In September 2021 the UNSG released a report Our Common Agenda, which proposes a “Global Digital Compact.” The Compact picks up on the digital cooperation agenda; it proposes to:
- Connect all people to the Internet, including all schools
- Avoid Internet fragmentation
- Protect data
- Apply human rights online
- Introduce accountability criteria for discrimination and misleading content
- Promote regulation of artificial intelligence
- Digital commons as a global public good
The Compact is supposed to be ratified at a UN Summit with a “multi-stakeholder technology track” called “The Summit of the Future” in September 2023. (Consultations on the GDC are still underway, you can provide your input here.) The IGF, which for several years has been forcing IGF session proposers to link their ideas to the UN’s Sustainable Development Goals, is now being used to promote the Digital Compact. The themes of the 2022 IGF, its website says, are “aligned with the Secretary-General’s envisioned Global Digital Compact.”
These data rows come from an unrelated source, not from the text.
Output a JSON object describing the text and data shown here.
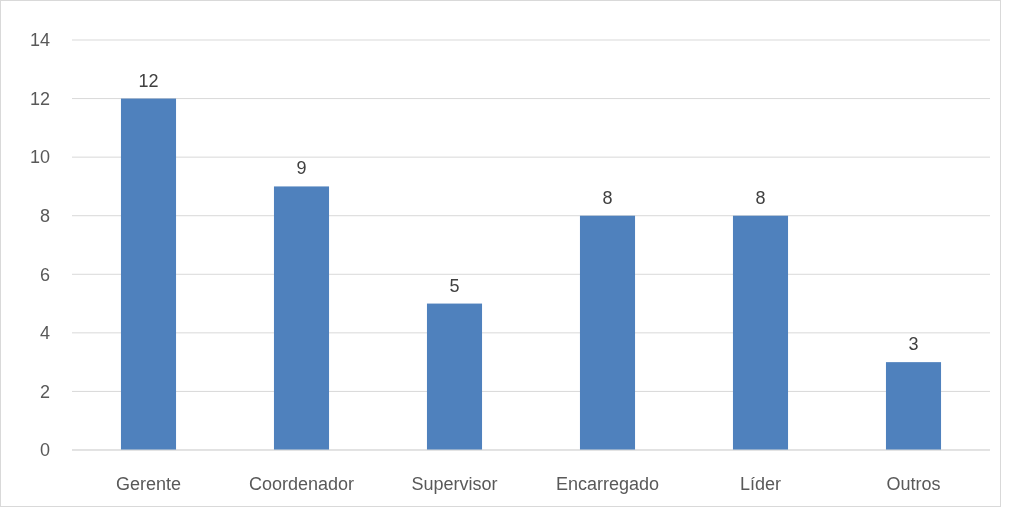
{
  "chart_data": {
    "type": "bar",
    "categories": [
      "Gerente",
      "Coordenador",
      "Supervisor",
      "Encarregado",
      "Líder",
      "Outros"
    ],
    "values": [
      12,
      9,
      5,
      8,
      8,
      3
    ],
    "color": "#4f81bd",
    "ylim": [
      0,
      14
    ],
    "yticks": [
      0,
      2,
      4,
      6,
      8,
      10,
      12,
      14
    ],
    "grid": "y",
    "data_labels": true
  }
}
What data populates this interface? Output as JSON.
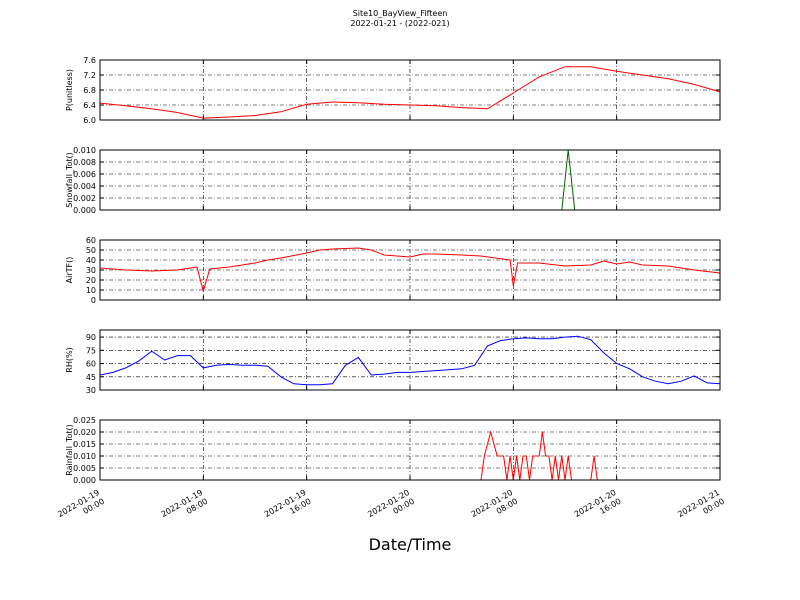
{
  "figure": {
    "title": "Site10_BayView_Fifteen",
    "subtitle": "2022-01-21 - (2022-021)",
    "xlabel": "Date/Time",
    "xlim": [
      "2022-01-19 00:00",
      "2022-01-21 00:00"
    ],
    "xticks": [
      "2022-01-19 00:00",
      "2022-01-19 08:00",
      "2022-01-19 16:00",
      "2022-01-20 00:00",
      "2022-01-20 08:00",
      "2022-01-20 16:00",
      "2022-01-21 00:00"
    ]
  },
  "chart_data": [
    {
      "type": "line",
      "ylabel": "P(unitless)",
      "color": "#ff0000",
      "grid": true,
      "ylim": [
        6.0,
        7.6
      ],
      "yticks": [
        {
          "value": 6.0,
          "label": "6.0"
        },
        6.4,
        6.8,
        7.2,
        7.6
      ],
      "x": [
        "2022-01-19 00:00",
        "2022-01-19 02:00",
        "2022-01-19 04:00",
        "2022-01-19 06:00",
        "2022-01-19 08:00",
        "2022-01-19 10:00",
        "2022-01-19 12:00",
        "2022-01-19 14:00",
        "2022-01-19 16:00",
        "2022-01-19 18:00",
        "2022-01-19 20:00",
        "2022-01-19 22:00",
        "2022-01-20 00:00",
        "2022-01-20 02:00",
        "2022-01-20 04:00",
        "2022-01-20 06:00",
        "2022-01-20 08:00",
        "2022-01-20 10:00",
        "2022-01-20 12:00",
        "2022-01-20 14:00",
        "2022-01-20 16:00",
        "2022-01-20 18:00",
        "2022-01-20 20:00",
        "2022-01-20 22:00",
        "2022-01-21 00:00"
      ],
      "values": [
        6.45,
        6.38,
        6.3,
        6.2,
        6.05,
        6.08,
        6.12,
        6.22,
        6.42,
        6.48,
        6.46,
        6.42,
        6.4,
        6.38,
        6.33,
        6.3,
        6.72,
        7.15,
        7.42,
        7.42,
        7.3,
        7.2,
        7.1,
        6.95,
        6.75
      ]
    },
    {
      "type": "line",
      "ylabel": "Snowfall_Tot()",
      "color": "#006400",
      "grid": true,
      "ylim": [
        0,
        0.01
      ],
      "yticks": [
        {
          "value": 0,
          "label": "0.000"
        },
        0.002,
        0.004,
        0.006,
        0.008,
        {
          "value": 0.01,
          "label": "0.010"
        }
      ],
      "x": [
        "2022-01-19 00:00",
        "2022-01-20 11:45",
        "2022-01-20 12:15",
        "2022-01-20 12:45",
        "2022-01-21 00:00"
      ],
      "values": [
        0,
        0,
        0.01,
        0,
        0
      ]
    },
    {
      "type": "line",
      "ylabel": "AirTF()",
      "color": "#ff0000",
      "grid": true,
      "ylim": [
        0,
        60
      ],
      "yticks": [
        0,
        10,
        20,
        30,
        40,
        50,
        60
      ],
      "x": [
        "2022-01-19 00:00",
        "2022-01-19 02:00",
        "2022-01-19 04:00",
        "2022-01-19 06:00",
        "2022-01-19 07:30",
        "2022-01-19 08:00",
        "2022-01-19 08:30",
        "2022-01-19 10:00",
        "2022-01-19 12:00",
        "2022-01-19 13:00",
        "2022-01-19 14:00",
        "2022-01-19 16:00",
        "2022-01-19 17:00",
        "2022-01-19 18:00",
        "2022-01-19 20:00",
        "2022-01-19 21:00",
        "2022-01-19 22:00",
        "2022-01-20 00:00",
        "2022-01-20 01:00",
        "2022-01-20 02:00",
        "2022-01-20 04:00",
        "2022-01-20 05:30",
        "2022-01-20 07:45",
        "2022-01-20 08:00",
        "2022-01-20 08:20",
        "2022-01-20 10:00",
        "2022-01-20 12:00",
        "2022-01-20 14:00",
        "2022-01-20 15:00",
        "2022-01-20 16:00",
        "2022-01-20 17:00",
        "2022-01-20 18:00",
        "2022-01-20 20:00",
        "2022-01-20 22:00",
        "2022-01-21 00:00"
      ],
      "values": [
        32,
        30,
        29,
        30,
        33,
        9,
        31,
        33,
        37,
        40,
        42,
        47,
        50,
        51,
        52,
        50,
        45,
        43,
        46,
        46,
        45,
        44,
        40,
        14,
        37,
        37,
        34,
        35,
        39,
        36,
        38,
        35,
        34,
        30,
        27
      ]
    },
    {
      "type": "line",
      "ylabel": "RH(%)",
      "color": "#0000ff",
      "grid": true,
      "ylim": [
        30,
        98
      ],
      "yticks": [
        30,
        45,
        60,
        75,
        90
      ],
      "x": [
        "2022-01-19 00:00",
        "2022-01-19 01:00",
        "2022-01-19 02:00",
        "2022-01-19 03:00",
        "2022-01-19 04:00",
        "2022-01-19 05:00",
        "2022-01-19 06:00",
        "2022-01-19 07:00",
        "2022-01-19 08:00",
        "2022-01-19 09:00",
        "2022-01-19 10:00",
        "2022-01-19 11:00",
        "2022-01-19 12:00",
        "2022-01-19 13:00",
        "2022-01-19 14:00",
        "2022-01-19 15:00",
        "2022-01-19 16:00",
        "2022-01-19 17:00",
        "2022-01-19 18:00",
        "2022-01-19 19:00",
        "2022-01-19 20:00",
        "2022-01-19 21:00",
        "2022-01-19 22:00",
        "2022-01-19 23:00",
        "2022-01-20 00:00",
        "2022-01-20 01:00",
        "2022-01-20 02:00",
        "2022-01-20 03:00",
        "2022-01-20 04:00",
        "2022-01-20 05:00",
        "2022-01-20 06:00",
        "2022-01-20 07:00",
        "2022-01-20 08:00",
        "2022-01-20 09:00",
        "2022-01-20 10:00",
        "2022-01-20 11:00",
        "2022-01-20 12:00",
        "2022-01-20 13:00",
        "2022-01-20 14:00",
        "2022-01-20 15:00",
        "2022-01-20 16:00",
        "2022-01-20 17:00",
        "2022-01-20 18:00",
        "2022-01-20 19:00",
        "2022-01-20 20:00",
        "2022-01-20 21:00",
        "2022-01-20 22:00",
        "2022-01-20 23:00",
        "2022-01-21 00:00"
      ],
      "values": [
        47,
        50,
        55,
        63,
        74,
        64,
        69,
        69,
        55,
        58,
        59,
        58,
        58,
        57,
        45,
        37,
        36,
        36,
        37,
        58,
        67,
        47,
        48,
        50,
        50,
        51,
        52,
        53,
        54,
        58,
        80,
        86,
        88,
        89,
        88,
        88,
        90,
        91,
        87,
        72,
        60,
        54,
        45,
        40,
        37,
        40,
        46,
        38,
        37
      ]
    },
    {
      "type": "line",
      "ylabel": "Rainfall_Tot()",
      "color": "#ff0000",
      "grid": true,
      "ylim": [
        0,
        0.025
      ],
      "yticks": [
        {
          "value": 0,
          "label": "0.000"
        },
        0.005,
        {
          "value": 0.01,
          "label": "0.010"
        },
        0.015,
        {
          "value": 0.02,
          "label": "0.020"
        },
        0.025
      ],
      "x": [
        "2022-01-19 00:00",
        "2022-01-20 05:30",
        "2022-01-20 05:45",
        "2022-01-20 06:15",
        "2022-01-20 06:45",
        "2022-01-20 07:15",
        "2022-01-20 07:30",
        "2022-01-20 07:45",
        "2022-01-20 08:00",
        "2022-01-20 08:15",
        "2022-01-20 08:30",
        "2022-01-20 08:45",
        "2022-01-20 09:00",
        "2022-01-20 09:15",
        "2022-01-20 09:30",
        "2022-01-20 10:00",
        "2022-01-20 10:15",
        "2022-01-20 10:30",
        "2022-01-20 10:45",
        "2022-01-20 11:00",
        "2022-01-20 11:15",
        "2022-01-20 11:30",
        "2022-01-20 11:45",
        "2022-01-20 12:00",
        "2022-01-20 12:15",
        "2022-01-20 12:30",
        "2022-01-20 14:00",
        "2022-01-20 14:15",
        "2022-01-20 14:30",
        "2022-01-21 00:00"
      ],
      "values": [
        0,
        0,
        0.01,
        0.02,
        0.01,
        0.01,
        0,
        0.01,
        0,
        0.01,
        0,
        0.01,
        0.01,
        0,
        0.01,
        0.01,
        0.02,
        0.01,
        0.01,
        0,
        0.01,
        0,
        0.01,
        0,
        0.01,
        0,
        0,
        0.01,
        0,
        0
      ]
    }
  ]
}
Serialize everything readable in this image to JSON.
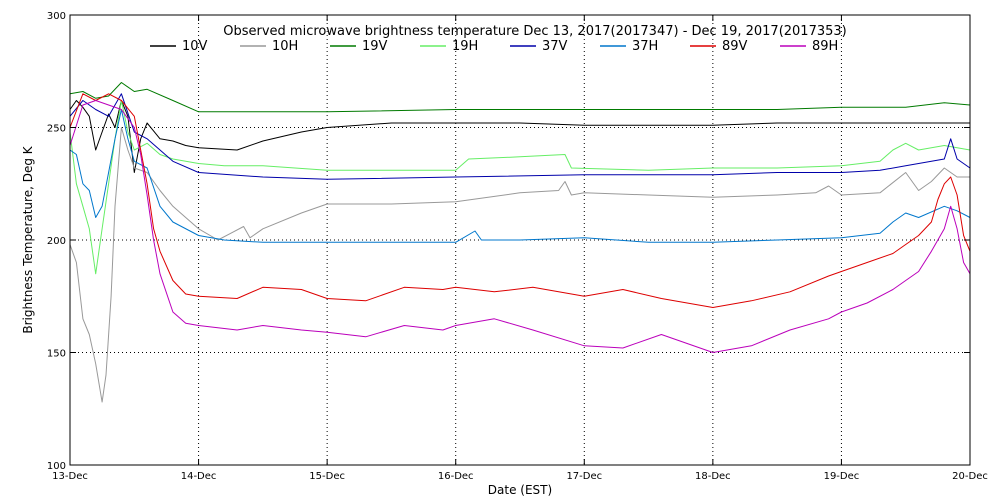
{
  "chart_data": {
    "type": "line",
    "title": "Observed microwave brightness temperature Dec 13, 2017(2017347) - Dec 19, 2017(2017353)",
    "xlabel": "Date (EST)",
    "ylabel": "Brightness Temperature, Deg K",
    "xlim": [
      0,
      7
    ],
    "ylim": [
      100,
      300
    ],
    "x_ticks": [
      0,
      1,
      2,
      3,
      4,
      5,
      6,
      7
    ],
    "x_tick_labels": [
      "13-Dec",
      "14-Dec",
      "15-Dec",
      "16-Dec",
      "17-Dec",
      "18-Dec",
      "19-Dec",
      "20-Dec"
    ],
    "y_ticks": [
      100,
      150,
      200,
      250,
      300
    ],
    "y_tick_labels": [
      "100",
      "150",
      "200",
      "250",
      "300"
    ],
    "grid": "dotted",
    "legend_position": "top",
    "series": [
      {
        "name": "10V",
        "color": "#000000",
        "points": [
          [
            0,
            258
          ],
          [
            0.05,
            262
          ],
          [
            0.1,
            259
          ],
          [
            0.15,
            255
          ],
          [
            0.2,
            240
          ],
          [
            0.25,
            248
          ],
          [
            0.3,
            256
          ],
          [
            0.35,
            250
          ],
          [
            0.4,
            262
          ],
          [
            0.45,
            255
          ],
          [
            0.5,
            230
          ],
          [
            0.55,
            245
          ],
          [
            0.6,
            252
          ],
          [
            0.7,
            245
          ],
          [
            0.8,
            244
          ],
          [
            0.9,
            242
          ],
          [
            1,
            241
          ],
          [
            1.3,
            240
          ],
          [
            1.5,
            244
          ],
          [
            1.8,
            248
          ],
          [
            2,
            250
          ],
          [
            2.5,
            252
          ],
          [
            3,
            252
          ],
          [
            3.5,
            252
          ],
          [
            4,
            251
          ],
          [
            4.5,
            251
          ],
          [
            5,
            251
          ],
          [
            5.5,
            252
          ],
          [
            6,
            252
          ],
          [
            6.5,
            252
          ],
          [
            7,
            252
          ]
        ]
      },
      {
        "name": "10H",
        "color": "#999999",
        "points": [
          [
            0,
            198
          ],
          [
            0.05,
            190
          ],
          [
            0.1,
            165
          ],
          [
            0.15,
            158
          ],
          [
            0.2,
            145
          ],
          [
            0.25,
            128
          ],
          [
            0.28,
            140
          ],
          [
            0.32,
            175
          ],
          [
            0.35,
            215
          ],
          [
            0.4,
            250
          ],
          [
            0.45,
            240
          ],
          [
            0.5,
            232
          ],
          [
            0.6,
            230
          ],
          [
            0.7,
            222
          ],
          [
            0.8,
            215
          ],
          [
            0.9,
            210
          ],
          [
            1,
            205
          ],
          [
            1.15,
            200
          ],
          [
            1.25,
            203
          ],
          [
            1.35,
            206
          ],
          [
            1.4,
            201
          ],
          [
            1.5,
            205
          ],
          [
            1.8,
            212
          ],
          [
            2,
            216
          ],
          [
            2.5,
            216
          ],
          [
            3,
            217
          ],
          [
            3.5,
            221
          ],
          [
            3.8,
            222
          ],
          [
            3.85,
            226
          ],
          [
            3.9,
            220
          ],
          [
            4,
            221
          ],
          [
            4.5,
            220
          ],
          [
            5,
            219
          ],
          [
            5.5,
            220
          ],
          [
            5.8,
            221
          ],
          [
            5.9,
            224
          ],
          [
            6,
            220
          ],
          [
            6.3,
            221
          ],
          [
            6.5,
            230
          ],
          [
            6.6,
            222
          ],
          [
            6.7,
            226
          ],
          [
            6.8,
            232
          ],
          [
            6.9,
            228
          ],
          [
            7,
            228
          ]
        ]
      },
      {
        "name": "19V",
        "color": "#007a00",
        "points": [
          [
            0,
            265
          ],
          [
            0.1,
            266
          ],
          [
            0.2,
            263
          ],
          [
            0.3,
            264
          ],
          [
            0.4,
            270
          ],
          [
            0.5,
            266
          ],
          [
            0.6,
            267
          ],
          [
            0.8,
            262
          ],
          [
            1,
            257
          ],
          [
            1.5,
            257
          ],
          [
            2,
            257
          ],
          [
            3,
            258
          ],
          [
            4,
            258
          ],
          [
            5,
            258
          ],
          [
            5.5,
            258
          ],
          [
            6,
            259
          ],
          [
            6.5,
            259
          ],
          [
            6.8,
            261
          ],
          [
            7,
            260
          ]
        ]
      },
      {
        "name": "19H",
        "color": "#66ee66",
        "points": [
          [
            0,
            248
          ],
          [
            0.05,
            225
          ],
          [
            0.1,
            215
          ],
          [
            0.15,
            205
          ],
          [
            0.2,
            185
          ],
          [
            0.25,
            205
          ],
          [
            0.3,
            225
          ],
          [
            0.35,
            245
          ],
          [
            0.4,
            262
          ],
          [
            0.45,
            248
          ],
          [
            0.5,
            240
          ],
          [
            0.6,
            243
          ],
          [
            0.7,
            238
          ],
          [
            0.8,
            236
          ],
          [
            1,
            234
          ],
          [
            1.2,
            233
          ],
          [
            1.5,
            233
          ],
          [
            2,
            231
          ],
          [
            3,
            231
          ],
          [
            3.1,
            236
          ],
          [
            3.5,
            237
          ],
          [
            3.85,
            238
          ],
          [
            3.9,
            232
          ],
          [
            4.5,
            231
          ],
          [
            5,
            232
          ],
          [
            5.5,
            232
          ],
          [
            6,
            233
          ],
          [
            6.3,
            235
          ],
          [
            6.4,
            240
          ],
          [
            6.5,
            243
          ],
          [
            6.6,
            240
          ],
          [
            6.8,
            242
          ],
          [
            7,
            240
          ]
        ]
      },
      {
        "name": "37V",
        "color": "#0000aa",
        "points": [
          [
            0,
            255
          ],
          [
            0.1,
            262
          ],
          [
            0.2,
            258
          ],
          [
            0.3,
            255
          ],
          [
            0.4,
            265
          ],
          [
            0.5,
            248
          ],
          [
            0.6,
            245
          ],
          [
            0.8,
            235
          ],
          [
            1,
            230
          ],
          [
            1.5,
            228
          ],
          [
            2,
            227
          ],
          [
            3,
            228
          ],
          [
            4,
            229
          ],
          [
            4.5,
            229
          ],
          [
            5,
            229
          ],
          [
            5.5,
            230
          ],
          [
            6,
            230
          ],
          [
            6.3,
            231
          ],
          [
            6.5,
            233
          ],
          [
            6.6,
            234
          ],
          [
            6.8,
            236
          ],
          [
            6.85,
            245
          ],
          [
            6.9,
            236
          ],
          [
            7,
            232
          ]
        ]
      },
      {
        "name": "37H",
        "color": "#0077cc",
        "points": [
          [
            0,
            240
          ],
          [
            0.05,
            238
          ],
          [
            0.1,
            225
          ],
          [
            0.15,
            222
          ],
          [
            0.2,
            210
          ],
          [
            0.25,
            215
          ],
          [
            0.3,
            230
          ],
          [
            0.35,
            245
          ],
          [
            0.4,
            258
          ],
          [
            0.45,
            245
          ],
          [
            0.5,
            235
          ],
          [
            0.6,
            232
          ],
          [
            0.7,
            215
          ],
          [
            0.8,
            208
          ],
          [
            1,
            202
          ],
          [
            1.2,
            200
          ],
          [
            1.5,
            199
          ],
          [
            2,
            199
          ],
          [
            3,
            199
          ],
          [
            3.15,
            204
          ],
          [
            3.2,
            200
          ],
          [
            3.5,
            200
          ],
          [
            4,
            201
          ],
          [
            4.5,
            199
          ],
          [
            5,
            199
          ],
          [
            5.5,
            200
          ],
          [
            6,
            201
          ],
          [
            6.3,
            203
          ],
          [
            6.4,
            208
          ],
          [
            6.5,
            212
          ],
          [
            6.6,
            210
          ],
          [
            6.8,
            215
          ],
          [
            6.9,
            213
          ],
          [
            7,
            210
          ]
        ]
      },
      {
        "name": "89V",
        "color": "#dd0000",
        "points": [
          [
            0,
            250
          ],
          [
            0.1,
            265
          ],
          [
            0.2,
            262
          ],
          [
            0.3,
            265
          ],
          [
            0.4,
            262
          ],
          [
            0.5,
            255
          ],
          [
            0.55,
            240
          ],
          [
            0.6,
            225
          ],
          [
            0.65,
            205
          ],
          [
            0.7,
            195
          ],
          [
            0.8,
            182
          ],
          [
            0.9,
            176
          ],
          [
            1,
            175
          ],
          [
            1.3,
            174
          ],
          [
            1.5,
            179
          ],
          [
            1.8,
            178
          ],
          [
            2,
            174
          ],
          [
            2.3,
            173
          ],
          [
            2.6,
            179
          ],
          [
            2.9,
            178
          ],
          [
            3,
            179
          ],
          [
            3.3,
            177
          ],
          [
            3.6,
            179
          ],
          [
            4,
            175
          ],
          [
            4.3,
            178
          ],
          [
            4.6,
            174
          ],
          [
            5,
            170
          ],
          [
            5.3,
            173
          ],
          [
            5.6,
            177
          ],
          [
            5.9,
            184
          ],
          [
            6,
            186
          ],
          [
            6.2,
            190
          ],
          [
            6.4,
            194
          ],
          [
            6.5,
            198
          ],
          [
            6.6,
            202
          ],
          [
            6.7,
            208
          ],
          [
            6.75,
            218
          ],
          [
            6.8,
            225
          ],
          [
            6.85,
            228
          ],
          [
            6.9,
            220
          ],
          [
            6.95,
            202
          ],
          [
            7,
            195
          ]
        ]
      },
      {
        "name": "89H",
        "color": "#bb00bb",
        "points": [
          [
            0,
            242
          ],
          [
            0.1,
            260
          ],
          [
            0.2,
            262
          ],
          [
            0.3,
            260
          ],
          [
            0.4,
            258
          ],
          [
            0.5,
            250
          ],
          [
            0.55,
            238
          ],
          [
            0.6,
            220
          ],
          [
            0.65,
            200
          ],
          [
            0.7,
            185
          ],
          [
            0.8,
            168
          ],
          [
            0.9,
            163
          ],
          [
            1,
            162
          ],
          [
            1.3,
            160
          ],
          [
            1.5,
            162
          ],
          [
            1.8,
            160
          ],
          [
            2,
            159
          ],
          [
            2.3,
            157
          ],
          [
            2.6,
            162
          ],
          [
            2.9,
            160
          ],
          [
            3,
            162
          ],
          [
            3.3,
            165
          ],
          [
            3.6,
            160
          ],
          [
            4,
            153
          ],
          [
            4.3,
            152
          ],
          [
            4.6,
            158
          ],
          [
            5,
            150
          ],
          [
            5.3,
            153
          ],
          [
            5.6,
            160
          ],
          [
            5.9,
            165
          ],
          [
            6,
            168
          ],
          [
            6.2,
            172
          ],
          [
            6.4,
            178
          ],
          [
            6.5,
            182
          ],
          [
            6.6,
            186
          ],
          [
            6.7,
            195
          ],
          [
            6.8,
            205
          ],
          [
            6.85,
            215
          ],
          [
            6.9,
            205
          ],
          [
            6.95,
            190
          ],
          [
            7,
            185
          ]
        ]
      }
    ]
  }
}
Substantively, the Digital Compact and all the other bullet-point outpourings of the UN are an attempt to get in front of the digital transformation parade. Indeed, its norms and principles are either intentionally anodyne, or transparent attempts to paper over contradictory goals with fine phrases (e.g., “protect data” but promote “digital commons”).
Our problem with all this is the huge gap between vision and reality. The fine-sounding pronouncements of the UN seem to be designed to maintain the fiction that nation-states can cooperate in the governance of cyberspace when all around us governments are fracturing into competing power blocs and drawing the digital political economy ever deeper into those conflicts.
The UN is an intergovernmental institution – a multilateral governance body entirely beholden to member states and their geopolitics. Nation-states and geopolitics are currently the chief obstacle to digital cooperation and cyber peace. They are the main cause of human rights violations online, and their antics are most likely to cause “Internet fragmentation.” They are as likely to shut down internet access as to extend it to everyone. When it comes to the Global Digital Compact, it is nice that the world’s nation-states can use the UN to create such a lovely façade around their actions in the digital world, but let’s not have any illusions about what is going on.
These problem are not caused by the UN, of course. Hence, we do not see any great harms from the UN’s larger role in IGF. But we do think people should be made aware of the important change in its status. The real (but never officially stated) task of IGF these days is to make the UN and its SG look like they are doing something relevant for the digital world.
The IGF, however, is still a valuable thing. The opportunity for dialogue and discussion still exists at the IGF, and if it goes away, there is no better place for it to go. Participants should go into the IGF aware of the agenda-pushing of the UN system, taking it with a grain of salt while they make use of its platform for networking, learning, and real bottom-up collaboration.